Когда началась война, дядю Гришу не взяли на фронт из-за маленького, почти карликового роста. Их сыну Шурику в сорок первом было четыре годика. Мой отец Константин Васильевич Рознатовский ушел воевать и, как впоследствии сообщили маме, погиб на фронте. Та же участь постигла и дядю Эмиля.

РЕКЛАМА

*После войны Раиса Рознатовская (крайняя слева) работала руководителем драмкружка, который посещали школьники, в том числе и ее дочь Лида (крайняя справа). Сейчас Лидия Константиновна тяжело болеет

РЕКЛАМА

— Вы помните первые месяцы войны?

 — Конечно! Помню, в один из самых первых дней мы ходили на Крещатик смотреть выставленные на всеобщее обозрение обломки немецкого бомбардировщика, сбитого над Киевом еще 22 июня. Настроение у взрослых и детей было приподнятое. Все считали, что немцев скоро разобьем. О том, что Киев сдадут врагу, поначалу и речи не было! Хотя позже очередь желающих эвакуироваться к поездам на Центральном железнодорожном вокзале тянулась вдоль улицы Коминтерна аж к бульвару Шевченко, к нынешнему памятнику Щорсу.

А в последние дни перед приходом немцев жители города начали тащить все из магазинов — муку, макароны, крупы, консервы, соль, мыло, спички. Кое-где военные интенданты сами раздавали, понимая, что вывезти не успеют.
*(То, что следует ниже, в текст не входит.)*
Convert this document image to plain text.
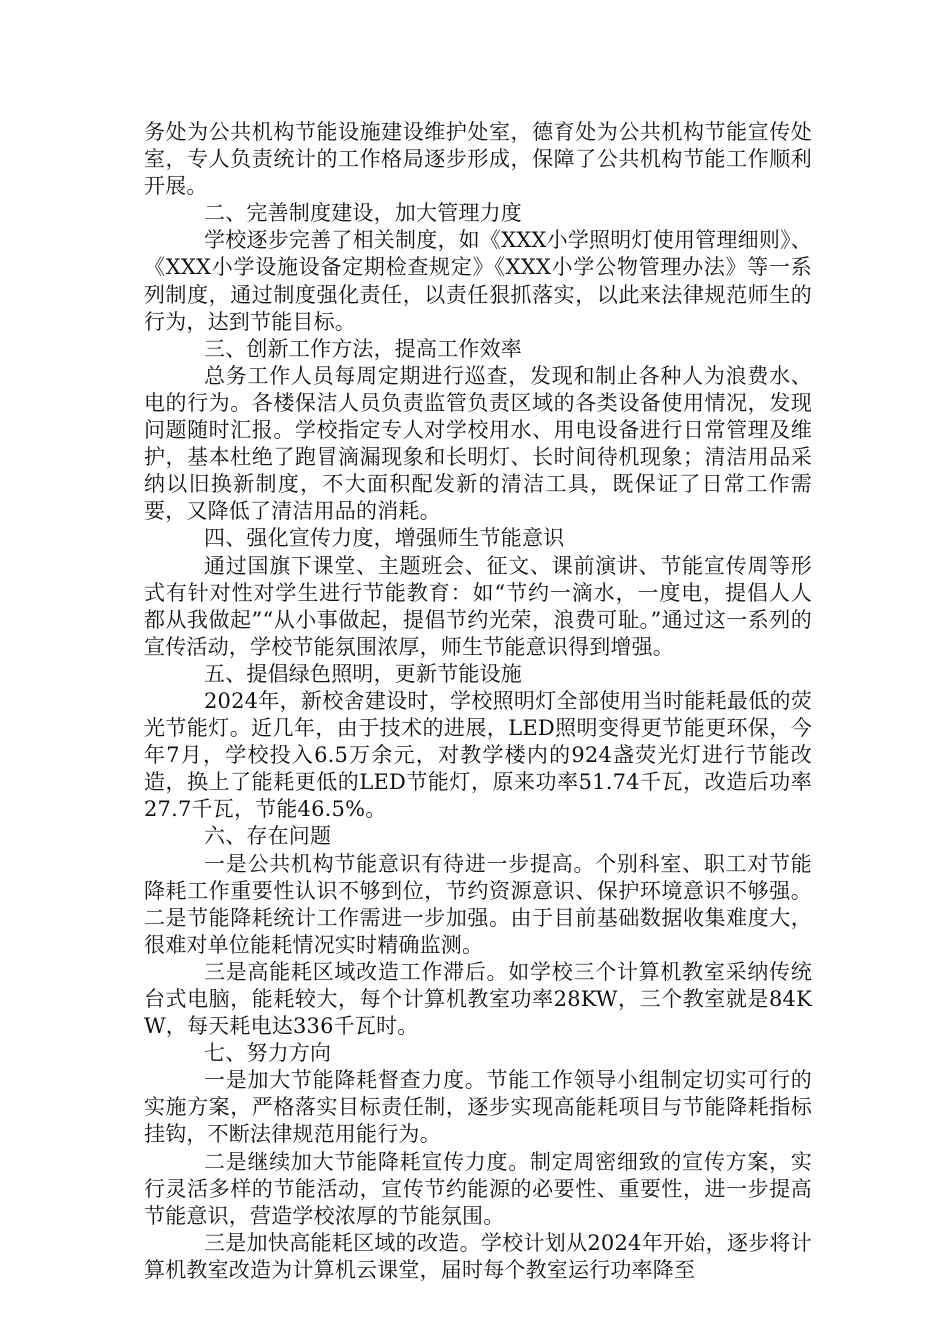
务处为公共机构节能设施建设维护处室，德育处为公共机构节能宣传处室，专人负责统计的工作格局逐步形成，保障了公共机构节能工作顺利开展。

二、完善制度建设，加大管理力度

学校逐步完善了相关制度，如《XXX小学照明灯使用管理细则》、《XXX小学设施设备定期检查规定》《XXX小学公物管理办法》等一系列制度，通过制度强化责任，以责任狠抓落实，以此来法律规范师生的行为，达到节能目标。

三、创新工作方法，提高工作效率

总务工作人员每周定期进行巡查，发现和制止各种人为浪费水、电的行为。各楼保洁人员负责监管负责区域的各类设备使用情况，发现问题随时汇报。学校指定专人对学校用水、用电设备进行日常管理及维护，基本杜绝了跑冒滴漏现象和长明灯、长时间待机现象；清洁用品采纳以旧换新制度，不大面积配发新的清洁工具，既保证了日常工作需要，又降低了清洁用品的消耗。

四、强化宣传力度，增强师生节能意识

通过国旗下课堂、主题班会、征文、课前演讲、节能宣传周等形式有针对性对学生进行节能教育：如“节约一滴水，一度电，提倡人人都从我做起”“从小事做起，提倡节约光荣，浪费可耻。”通过这一系列的宣传活动，学校节能氛围浓厚，师生节能意识得到增强。

五、提倡绿色照明，更新节能设施

2024年，新校舍建设时，学校照明灯全部使用当时能耗最低的荧光节能灯。近几年，由于技术的进展，LED照明变得更节能更环保，今年7月，学校投入6.5万余元，对教学楼内的924盏荧光灯进行节能改造，换上了能耗更低的LED节能灯，原来功率51.74千瓦，改造后功率27.7千瓦，节能46.5%。

六、存在问题

一是公共机构节能意识有待进一步提高。个别科室、职工对节能降耗工作重要性认识不够到位，节约资源意识、保护环境意识不够强。 二是节能降耗统计工作需进一步加强。由于目前基础数据收集难度大，很难对单位能耗情况实时精确监测。

三是高能耗区域改造工作滞后。如学校三个计算机教室采纳传统台式电脑，能耗较大，每个计算机教室功率28KW，三个教室就是84KW，每天耗电达336千瓦时。

七、努力方向

一是加大节能降耗督查力度。节能工作领导小组制定切实可行的实施方案，严格落实目标责任制，逐步实现高能耗项目与节能降耗指标挂钩，不断法律规范用能行为。

二是继续加大节能降耗宣传力度。制定周密细致的宣传方案，实行灵活多样的节能活动，宣传节约能源的必要性、重要性，进一步提高节能意识，营造学校浓厚的节能氛围。

三是加快高能耗区域的改造。学校计划从2024年开始，逐步将计算机教室改造为计算机云课堂，届时每个教室运行功率降至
В то время очень ценился керосин — готовили в основном на керосиновых плитках и керогазах. У одних знакомых, рассказывала мама, она видела полную ванну, наполненную керосином. Люди запасались не от жадности. Старики, пережившие революцию и Гражданскую войну, знали, что все это в случае нужды можно будет поменять на еду или что-то другое.

Через недели полторы после начала оккупации пришел дедушка и сказал, что надо собираться. Немецкая власть отправляет всех евреев в Палестину. Сбор — на Лукьяновке, где была железнодорожная станция. В Бабий Яр мы шли вместе — дедушка, тетя Берта, я с мамой, семья Левит. Шли пешком. Кое-кто для перевозки вещей нанял подводы и даже грузовые автомобили.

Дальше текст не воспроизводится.